L'ensemble des acteurs publics (État, collectivités territoriales, assurance maladie) ont également prévu des mécanismes d'incitations financières à l'installation des professionnels de santé en zone sous-médicalisée ou menacée de l'être : exonération de taxe professionnelle, versement d'une prime à l'installation,... Ces mécanismes, pour diverses raisons (méconnaissance de leur existence, mauvaise articulation entre eux...), n'ont d'ailleurs pas, loin de là, donné des résultats à la hauteur des attentes.

Ce constat tend à démontrer que l'aspect financier, même s'il ne faut pas le négliger, n'est pas le seul paramètre qui intervient dans le choix de leur lieu d'exercice par les professionnels. D'ailleurs, s'il en était ainsi, la désertification médicale se résorberait quasiment d'elle-même puisque la perspective d'une clientèle abondante (du fait d'une demande de soins largement excédentaire par rapport à l'offre) suffirait alors à convaincre les intéressés de s'installer en zone sous-médicalisée.

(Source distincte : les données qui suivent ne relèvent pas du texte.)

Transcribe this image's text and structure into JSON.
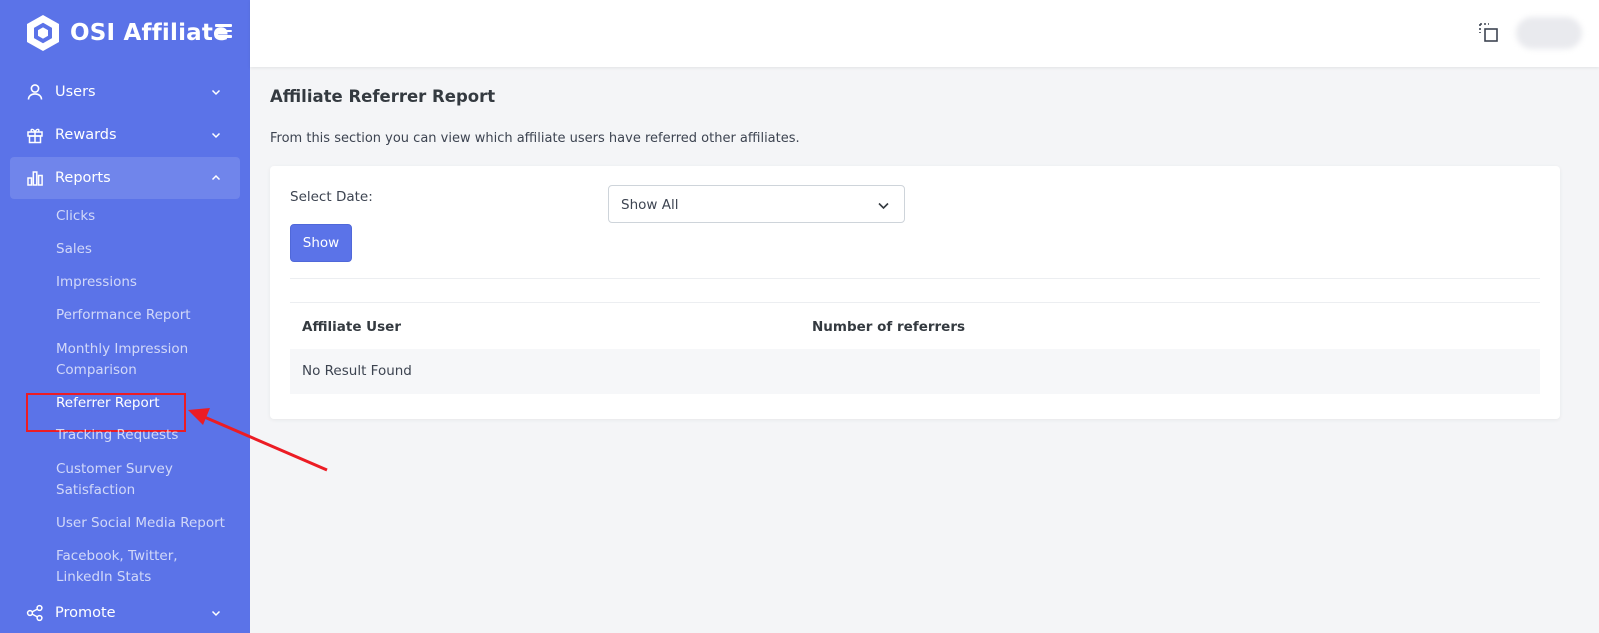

C'est pourquoi votre Délégation a exclu de faire reposer sur un pilier financier ses propositions pour renforcer la lutte contre la désertification médicale. Ses recommandations ont été dictées par un triple souci :

- essayer d'apporter des réponses aux aspirations qui sont aujourd'hui celles des professionnels (temps libre, emploi du conjoint, rentabilité...) ;

- prendre en considération les évolutions (technologiques, sociologiques, économiques...) du contexte dans lequel s'exercent aujourd'hui les professions médicales pour s'efforcer d'en maximiser les effets positifs ;

- refuser la logique des frontières strictes entre les acteurs : frontières territoriales, puisqu'il serait aberrant de considérer que la protection de la santé d'un citoyen puisse être moins bien assurée dans une collectivité que dans une autre ; frontières sectorielles, aussi, puisque, comme on l'a vu, la santé est l'affaire de tous et constitue un objectif d'intérêt général incompatible avec la logique des « domaines réservés ».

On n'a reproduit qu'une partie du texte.